With the social media activity surrounding the dueling openings suggesting audience enthusiasm, distributors Warner Bros. (“Barbie”) and Universal (“Oppenheimer”) to be present for good news.

Meanwhile, “Mission Impossible,” which showed the first July 12, pulled in roughly $80 million at the domestic box office in his first five days. The opening was “about average for an action thriller at this point in the series,” said David A. Gross of film consultancy Franchise Entertainment Research. by Variety.

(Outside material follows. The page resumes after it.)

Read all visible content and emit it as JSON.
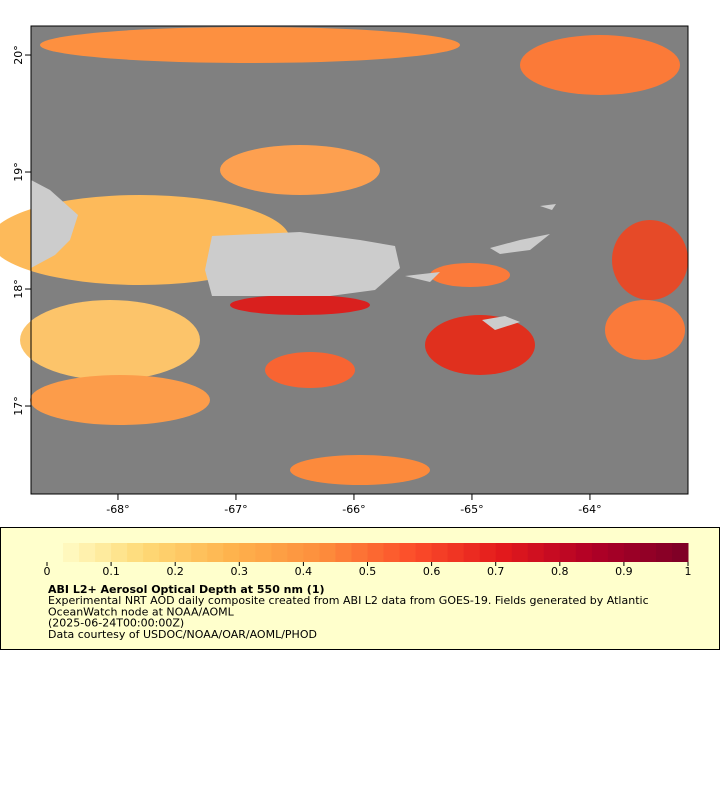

International markets were looking good for Tom Cruise’s latest spy adventure, Gross added. Ticket sales are expected to continue to rise as the film heads into its second weekend, with domestic sales approaching $100 million.

One movie that tracked below last year’s attention span was “Indiana Jones and the Dial of Destiny,” Diesel Labs found. Its box office performance was similarly very low. Although this latest Indy installment recently surpassed this $150 million at home and $308 million worldwide, it has broken even with its production budget and there is a long way to go before it becomes profitable.

A hit-or-miss year for movie openings, and the ongoing Hollywood strikes may not help the box office take off

This year, Marvel has Pixar’s “Elemental” and “Ant-Man and the Wasp: Quantumania,” both made by Disney. did badlyas did “Shazam! Fury of the Gods” and “The Flash” from Warner Bros.

Universal’s “Ruby Gillman, Teenage Kraken,” which opened June 30, received such a thoughtful response at the box office, earning an estimated $34 million worldwide, that it has already been quickly made available to streaming audiences at home.

Stronger performers included The movie Super Mario Bros. and Disney’s live-action remake of it “The Little Mermaid.” The first was released in April, and the second was released the following month.

Despite the hopeful signs of upcoming movie openings, another wild card has emerged in Hollywood that could complicate any box office turnaround: the SAG-AFTRA strike that began earlier this month, adding to the already-existing tensions over the Writers Guild of America work stoppage that began in May.

Under the strike rules of their respective unions, actors and writers are not allowed to promote projects. With actors protesting on the picket lines instead of the red carpet or sitting for live interviews on the morning shows, it’s unclear what the impact would be on ticket sales.

Now, Hollywood expects that this weekend will mark an explosive change with films like “Oppenheimer,” director Christopher Nolan look at the life of the scientist most closely associated with the creation of the atomic bomb. Box office pro Wednesday said the World War II period piece could open domestically anywhere from $52 million to $72 million.

But even with the potential buzz from director Greta Gerwig’s all-pink Barbie tribute to the world’s most iconic doll — it’s expected to open between $140 million and $175 million, according to Boxoffice Pro — it may be too soon to put on rose-colored glasses.

At the London premiere of “Oppenheimer” on July 13, actors including Matt Damon, Emily Blunt, and Rami Malek walked out early to show solidarity with their union. And, if their decision serves as any deterrent to what to expect during the rest of the summer season, our thermostats may yet be able to break more records than any movie at the box office.